New bi-Pyrazol-Carbohydrazides, N,N-bis (3-Carbohydrazide-5-methylpyrazol-1-yl) methylene (M2PyAz) and 1,4-bis (3-Carbohydrazide-5-methylpyrazol-1-yl) butane (B2PyAz), were synthesized and their inhibitor effect against mild steel (MS) corrosion in 1 M HCl solution has been evaluated. Comparative study of inhibitory action of M2PyAz and B2PyAz was conducted first using weight loss measurements (WL), potentiodynamic polarization (PDP), electrochemical impedance spectroscopy (EIS), scanning electron microscopy (SEM) and theoretical computational methods. The inhibition efficiencies of M2PyAz and B2PyAz can reach 98.6% and 87.8% respectively when the optimal concentration is 10–3 M. This result indicates that M2PyAz behave as excellent corrosion inhibitor towards MS because of its molecular size giving a denticity of electron donor atoms. EIS results indicate that the charge transfer resistance increases with augmentation concentration for both inhibitors and the MS corrosion in this system is controlled by a charge transfer process. PDP curves suggest that the M2PyAz and B2PyAz act as mixed type corrosion inhibitors. Free energy of adsorption obtained from the Langmuir isotherm model for both M2PyAz and B2PyAz implies that both molecules inhibit the acid attack mainly by chemisorption. WL-measurements were carried out in temperature range of 308–348 K, illustrating approximately 98.5% and 89% inhibitory efficiency respectively for M2PyAz and B2PyAz after 6 h immersion at 308 K in 1 M HCl solution. SEM images indicates the protective layer growth on the surface of metal in the presence of both inhibitors. SEM images analysis in the presence of both inhibitors confirmed the electrochemical outcomes. Density functional theory (DFT) method and molecular dynamics simulations (MDs) application suggest that M2PyAz and B2PyAz can show excellent corrosion inhibition character. The trend of reactivity of both molecules M2PyAz and B2PyAz is in agreement with experimental study.
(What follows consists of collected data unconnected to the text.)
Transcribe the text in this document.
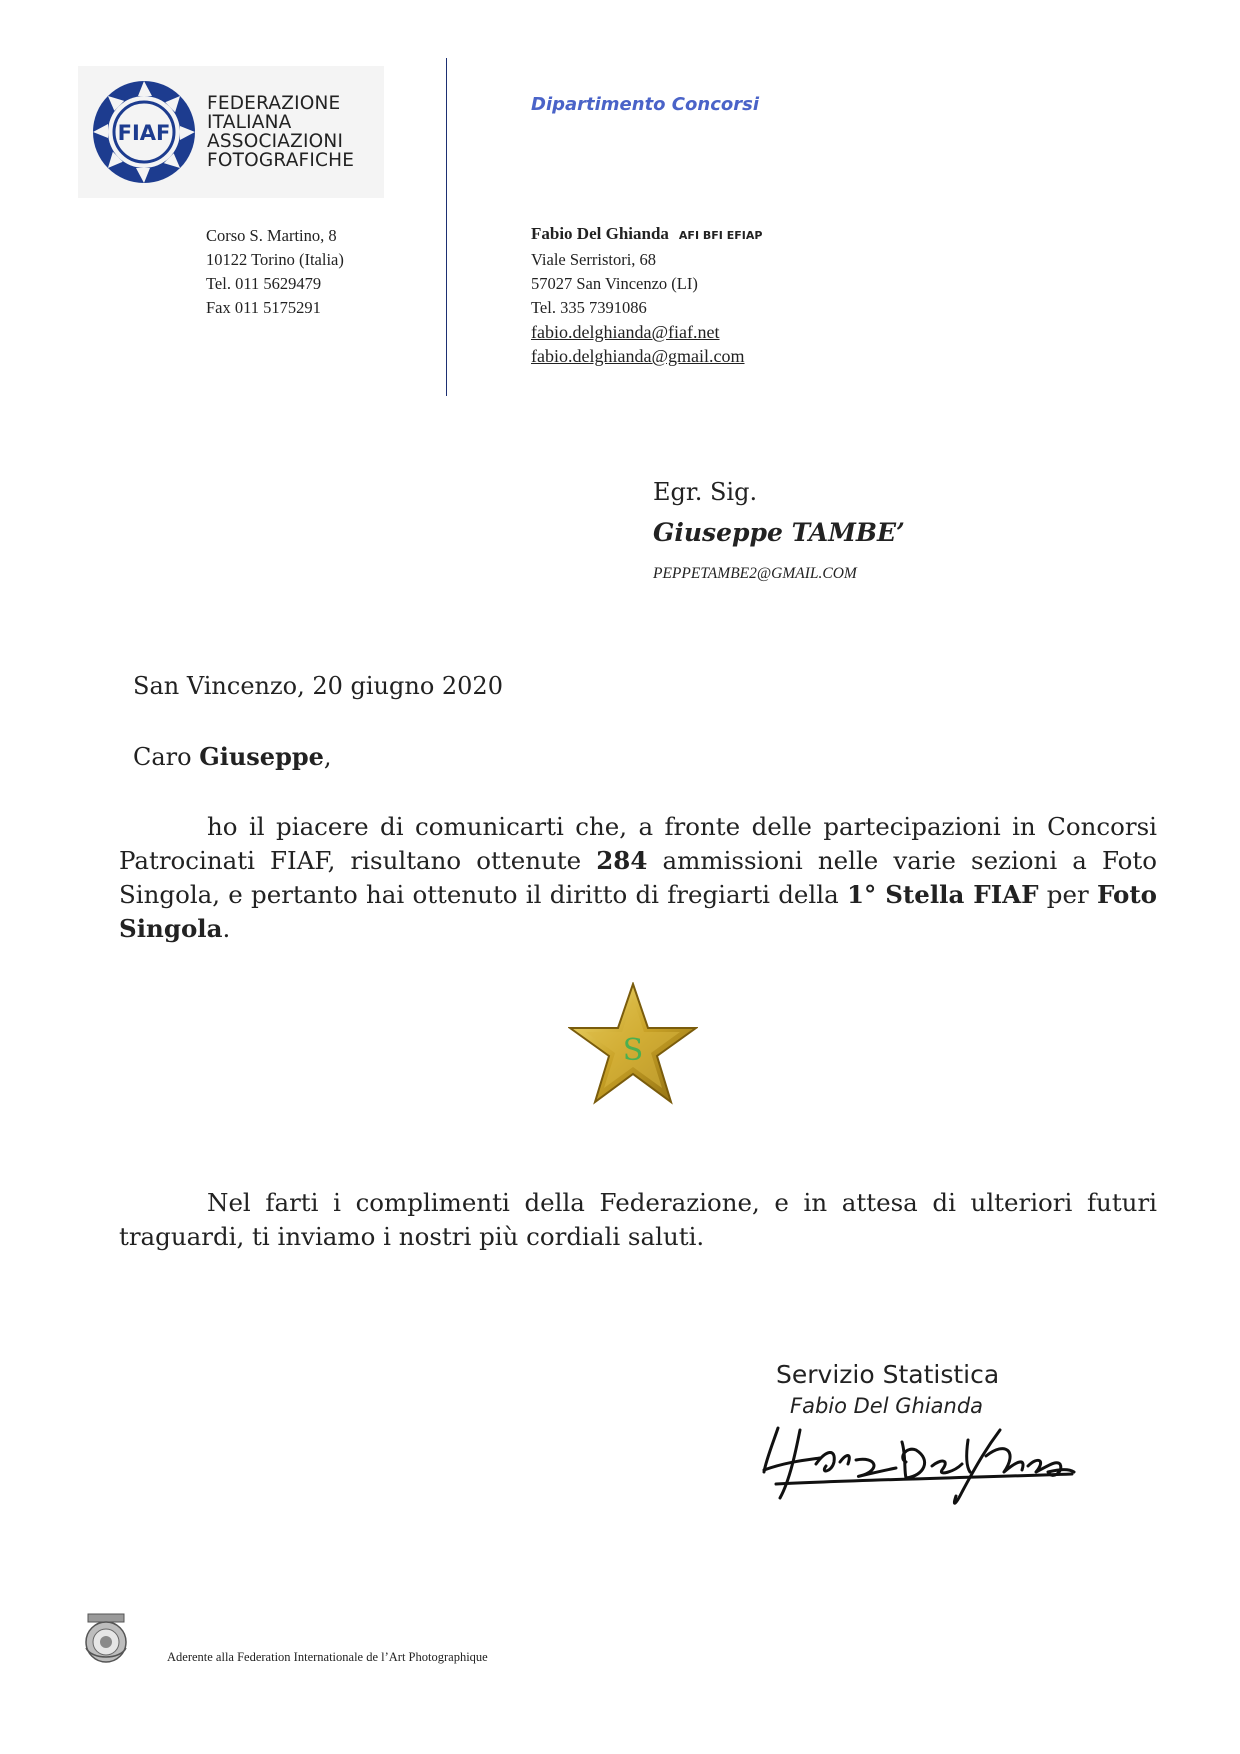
FIAF
FEDERAZIONE
ITALIANA
ASSOCIAZIONI
FOTOGRAFICHE
Dipartimento Concorsi
Corso S. Martino, 8
10122 Torino (Italia)
Tel. 011 5629479
Fax 011 5175291
Fabio Del Ghianda AFI BFI EFIAP
Viale Serristori, 68
57027 San Vincenzo (LI)
Tel. 335 7391086
fabio.delghianda@fiaf.net
fabio.delghianda@gmail.com
Egr. Sig.
Giuseppe TAMBE’
PEPPETAMBE2@GMAIL.COM
San Vincenzo, 20 giugno 2020
Caro Giuseppe,
ho il piacere di comunicarti che, a fronte delle partecipazioni in Concorsi Patrocinati FIAF, risultano ottenute 284 ammissioni nelle varie sezioni a Foto Singola, e pertanto hai ottenuto il diritto di fregiarti della 1° Stella FIAF per Foto Singola.
S
Nel farti i complimenti della Federazione, e in attesa di ulteriori futuri traguardi, ti inviamo i nostri più cordiali saluti.
Servizio Statistica
Fabio Del Ghianda
Aderente alla Federation Internationale de l’Art Photographique
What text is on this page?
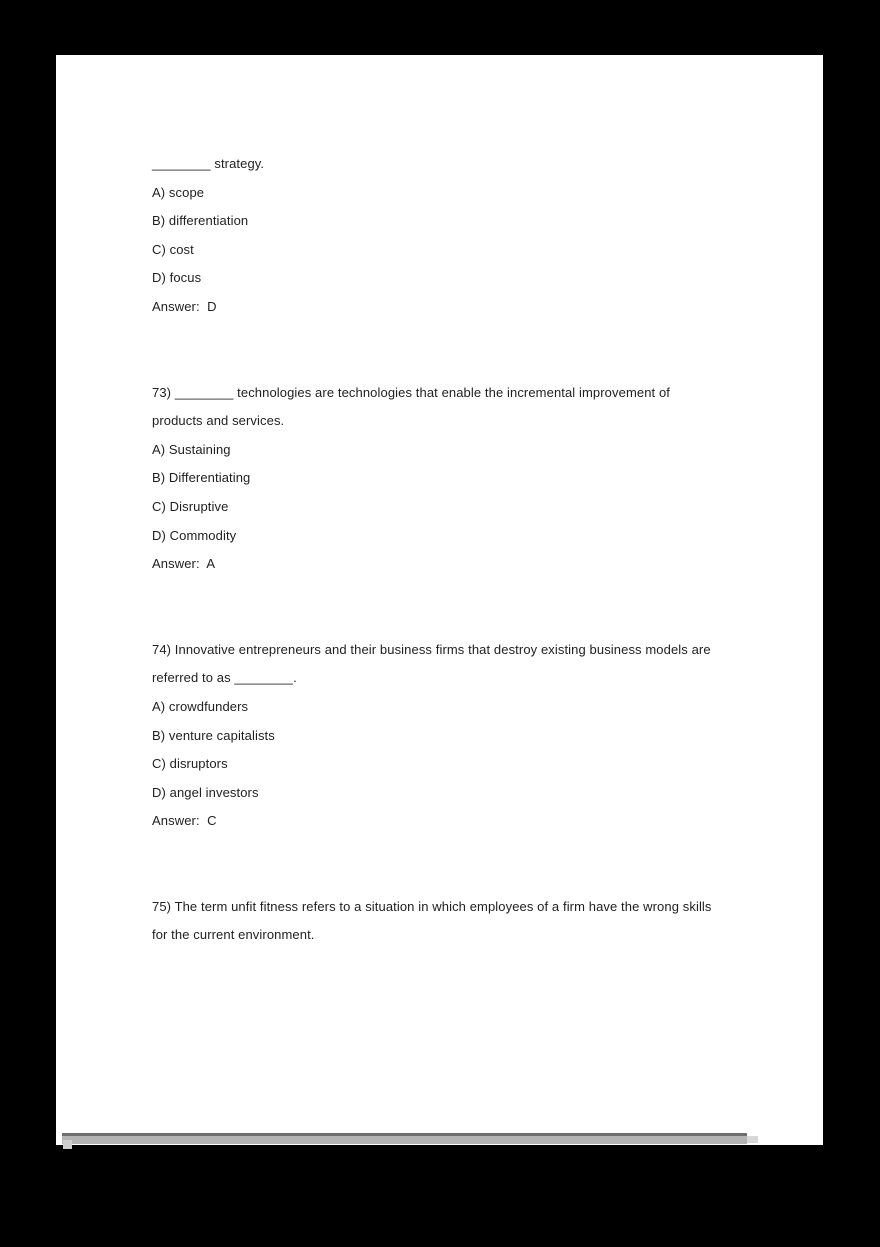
________ strategy.
A) scope
B) differentiation
C) cost
D) focus
Answer:  D
73) ________ technologies are technologies that enable the incremental improvement of
products and services.
A) Sustaining
B) Differentiating
C) Disruptive
D) Commodity
Answer:  A
74) Innovative entrepreneurs and their business firms that destroy existing business models are
referred to as ________.
A) crowdfunders
B) venture capitalists
C) disruptors
D) angel investors
Answer:  C
75) The term unfit fitness refers to a situation in which employees of a firm have the wrong skills
for the current environment.
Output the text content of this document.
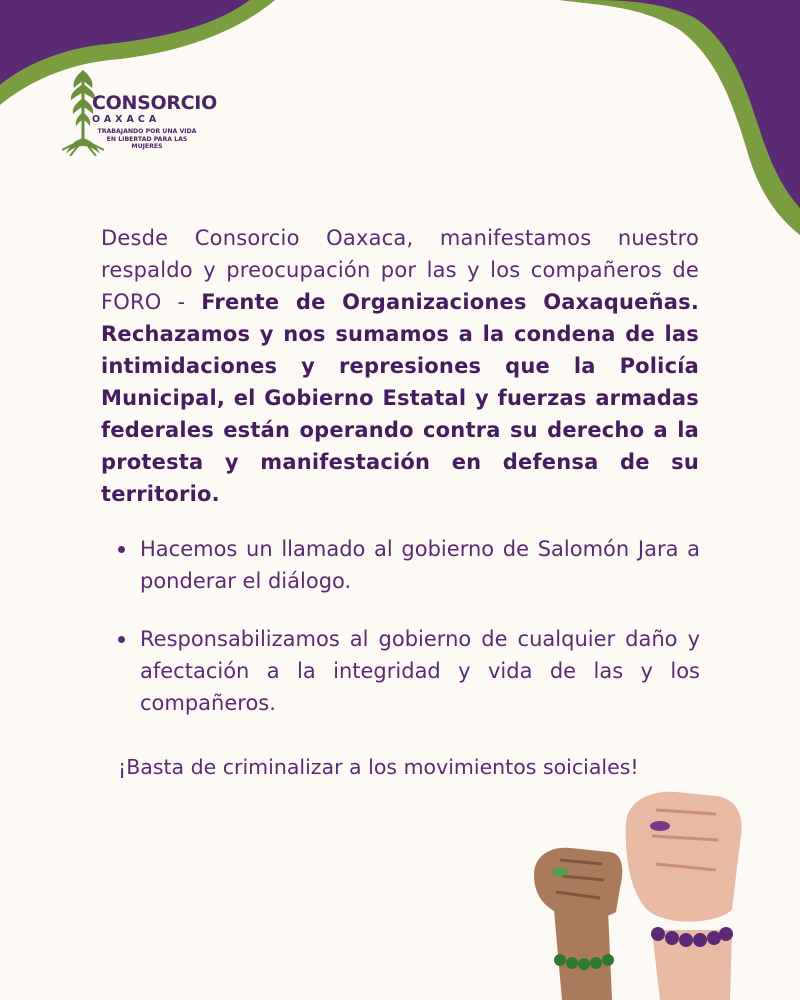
CONSORCIO
OAXACA
TRABAJANDO POR UNA VIDA EN LIBERTAD PARA LAS MUJERES

Desde Consorcio Oaxaca, manifestamos nuestro respaldo y preocupación por las y los compañeros de FORO - Frente de Organizaciones Oaxaqueñas. Rechazamos y nos sumamos a la condena de las intimidaciones y represiones que la Policía Municipal, el Gobierno Estatal y fuerzas armadas federales están operando contra su derecho a la protesta y manifestación en defensa de su territorio.

Hacemos un llamado al gobierno de Salomón Jara a ponderar el diálogo.
Responsabilizamos al gobierno de cualquier daño y afectación a la integridad y vida de las y los compañeros.

¡Basta de criminalizar a los movimientos soiciales!
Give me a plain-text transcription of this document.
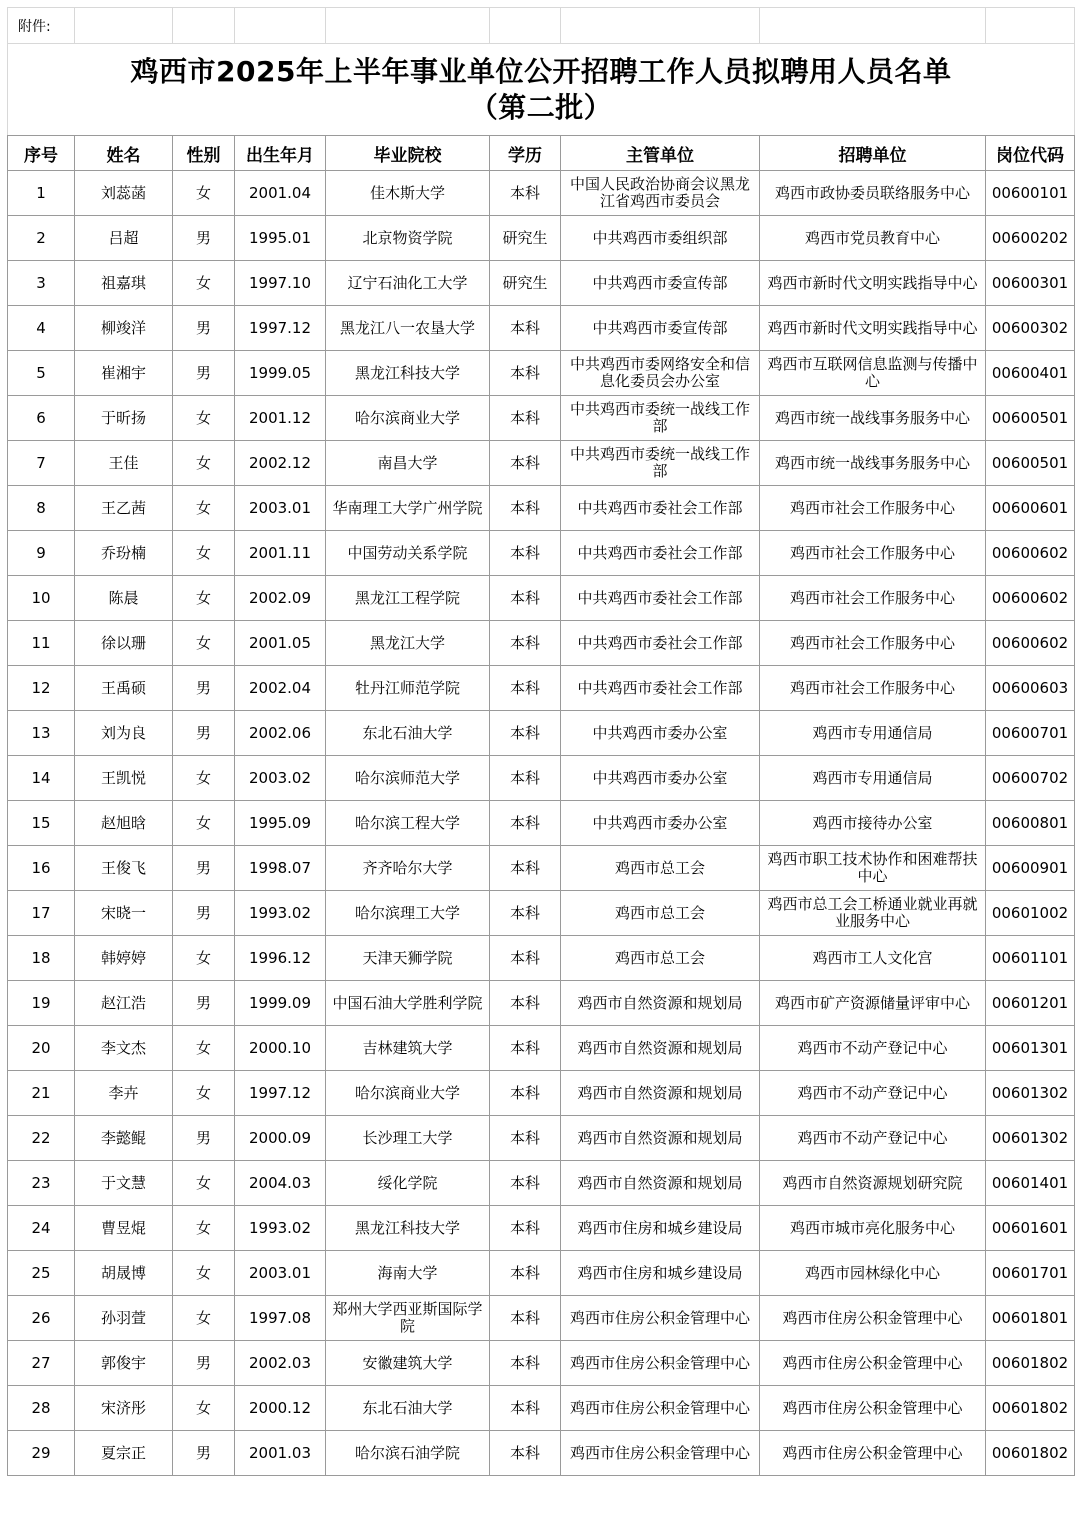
附件:								

鸡西市2025年上半年事业单位公开招聘工作人员拟聘用人员名单
（第二批）								

序号	姓名	性别	出生年月	毕业院校	学历	主管单位	招聘单位	岗位代码
1	刘蕊菡	女	2001.04	佳木斯大学	本科	中国人民政治协商会议黑龙江省鸡西市委员会	鸡西市政协委员联络服务中心	00600101
2	吕超	男	1995.01	北京物资学院	研究生	中共鸡西市委组织部	鸡西市党员教育中心	00600202
3	祖嘉琪	女	1997.10	辽宁石油化工大学	研究生	中共鸡西市委宣传部	鸡西市新时代文明实践指导中心	00600301
4	柳竣洋	男	1997.12	黑龙江八一农垦大学	本科	中共鸡西市委宣传部	鸡西市新时代文明实践指导中心	00600302
5	崔湘宇	男	1999.05	黑龙江科技大学	本科	中共鸡西市委网络安全和信息化委员会办公室	鸡西市互联网信息监测与传播中心	00600401
6	于昕扬	女	2001.12	哈尔滨商业大学	本科	中共鸡西市委统一战线工作部	鸡西市统一战线事务服务中心	00600501
7	王佳	女	2002.12	南昌大学	本科	中共鸡西市委统一战线工作部	鸡西市统一战线事务服务中心	00600501
8	王乙茜	女	2003.01	华南理工大学广州学院	本科	中共鸡西市委社会工作部	鸡西市社会工作服务中心	00600601
9	乔玢楠	女	2001.11	中国劳动关系学院	本科	中共鸡西市委社会工作部	鸡西市社会工作服务中心	00600602
10	陈晨	女	2002.09	黑龙江工程学院	本科	中共鸡西市委社会工作部	鸡西市社会工作服务中心	00600602
11	徐以珊	女	2001.05	黑龙江大学	本科	中共鸡西市委社会工作部	鸡西市社会工作服务中心	00600602
12	王禹硕	男	2002.04	牡丹江师范学院	本科	中共鸡西市委社会工作部	鸡西市社会工作服务中心	00600603
13	刘为良	男	2002.06	东北石油大学	本科	中共鸡西市委办公室	鸡西市专用通信局	00600701
14	王凯悦	女	2003.02	哈尔滨师范大学	本科	中共鸡西市委办公室	鸡西市专用通信局	00600702
15	赵旭晗	女	1995.09	哈尔滨工程大学	本科	中共鸡西市委办公室	鸡西市接待办公室	00600801
16	王俊飞	男	1998.07	齐齐哈尔大学	本科	鸡西市总工会	鸡西市职工技术协作和困难帮扶中心	00600901
17	宋晓一	男	1993.02	哈尔滨理工大学	本科	鸡西市总工会	鸡西市总工会工桥通业就业再就业服务中心	00601002
18	韩婷婷	女	1996.12	天津天狮学院	本科	鸡西市总工会	鸡西市工人文化宫	00601101
19	赵江浩	男	1999.09	中国石油大学胜利学院	本科	鸡西市自然资源和规划局	鸡西市矿产资源储量评审中心	00601201
20	李文杰	女	2000.10	吉林建筑大学	本科	鸡西市自然资源和规划局	鸡西市不动产登记中心	00601301
21	李卉	女	1997.12	哈尔滨商业大学	本科	鸡西市自然资源和规划局	鸡西市不动产登记中心	00601302
22	李懿鲲	男	2000.09	长沙理工大学	本科	鸡西市自然资源和规划局	鸡西市不动产登记中心	00601302
23	于文慧	女	2004.03	绥化学院	本科	鸡西市自然资源和规划局	鸡西市自然资源规划研究院	00601401
24	曹昱焜	女	1993.02	黑龙江科技大学	本科	鸡西市住房和城乡建设局	鸡西市城市亮化服务中心	00601601
25	胡晟博	女	2003.01	海南大学	本科	鸡西市住房和城乡建设局	鸡西市园林绿化中心	00601701
26	孙羽萱	女	1997.08	郑州大学西亚斯国际学院	本科	鸡西市住房公积金管理中心	鸡西市住房公积金管理中心	00601801
27	郭俊宇	男	2002.03	安徽建筑大学	本科	鸡西市住房公积金管理中心	鸡西市住房公积金管理中心	00601802
28	宋济彤	女	2000.12	东北石油大学	本科	鸡西市住房公积金管理中心	鸡西市住房公积金管理中心	00601802
29	夏宗正	男	2001.03	哈尔滨石油学院	本科	鸡西市住房公积金管理中心	鸡西市住房公积金管理中心	00601802
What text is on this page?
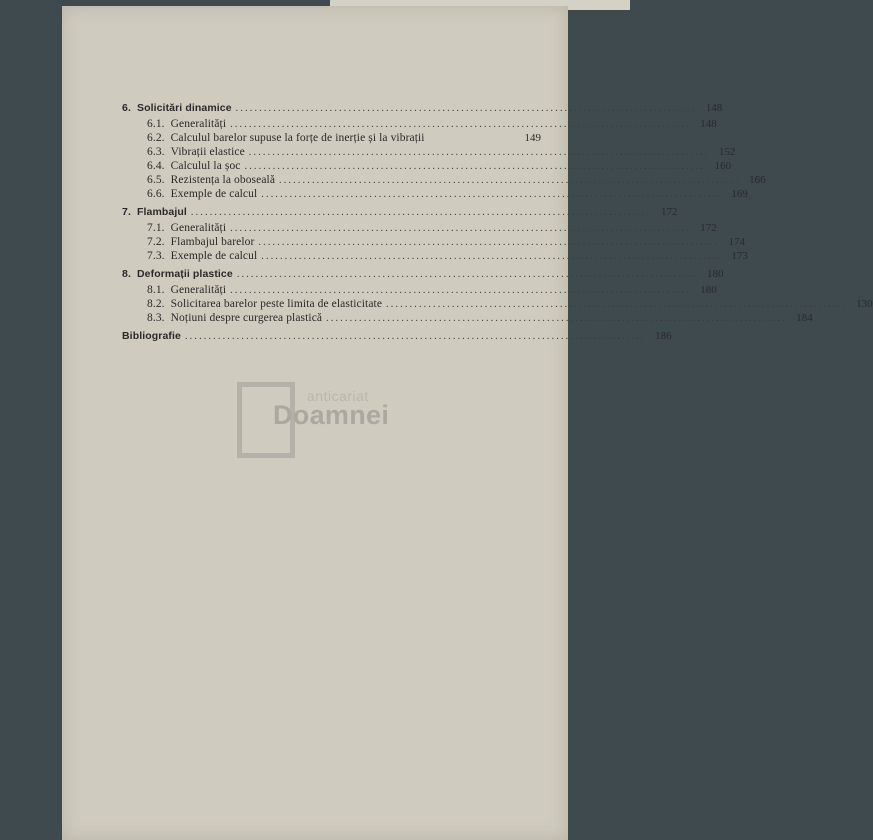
6. Solicitări dinamice .................................................................................................. 148
6.1. Generalități .................................................................................................. 148
6.2. Calculul barelor supuse la forțe de inerție și la vibrații	149
6.3. Vibrații elastice .................................................................................................. 152
6.4. Calculul la șoc .................................................................................................. 160
6.5. Rezistența la oboseală .................................................................................................. 166
6.6. Exemple de calcul .................................................................................................. 169
7. Flambajul .................................................................................................. 172
7.1. Generalități .................................................................................................. 172
7.2. Flambajul barelor .................................................................................................. 174
7.3. Exemple de calcul .................................................................................................. 173
8. Deformații plastice .................................................................................................. 180
8.1. Generalități .................................................................................................. 180
8.2. Solicitarea barelor peste limita de elasticitate .................................................................................................. 130
8.3. Noțiuni despre curgerea plastică .................................................................................................. 184
Bibliografie .................................................................................................. 186
anticariat
Doamnei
新的双-吡唑-碳酰肼，N,N-双（3-碳酰肼-5-甲基吡唑-1-基）亚甲基（M2PyAz）和1,4-双（3-碳酰肼-5-甲基吡唑-1-基）丁烷（合成了B2PyAz )，并评估了它们在 1 M HCl 溶液中对低碳钢 (MS) 腐蚀的抑制剂效果。M2PyAz和B2PyAz的抑制作用的比较研究首先使用重量损失测量 (WL)、动电位极化 (PDP)、电化学阻抗谱 (EIS)、扫描电子显微镜 (SEM) 和理论计算方法进行。M2PyAz和B2PyAz的抑制效率当最佳浓度为 10-3 M 时，可分别达到 98.6% 和 87.8%。该结果表明M2PyAz对 MS 表现出优异的腐蚀抑制剂，因为它的分子大小提供了电子供体原子的同一性。EIS 结果表明电荷转移电阻随着两种抑制剂浓度的增加而增加，并且该系统中的 MS 腐蚀受电荷转移过程控制。PDP 曲线表明M2PyAz和B2PyAz作为混合型腐蚀抑制剂。从M2PyAz和B2PyAz的 Langmuir 等温线模型获得的吸附自由能这意味着两种分子主要通过化学吸附来抑制酸侵蚀。WL 测量在 308-348 K 的温度范围内进行，表明M2PyAz 和 B2PyAz在 1 M HCl 溶液中以 308 K 浸泡 6 小时后分别具有约 98.5% 和 89% 的抑制效率。SEM 图像表明在两种抑制剂存在下金属表面上的保护层生长。在两种抑制剂存在下的 SEM 图像分析证实了电化学结果。密度泛函理论 (DFT) 方法和分子动力学模拟 ( MDs ) 应用表明M2PyAz 和 B2PyAz可以显示出优异的缓蚀特性。M2PyAz 和 B2PyAz两种分子的反应性趋势 与实验研究一致。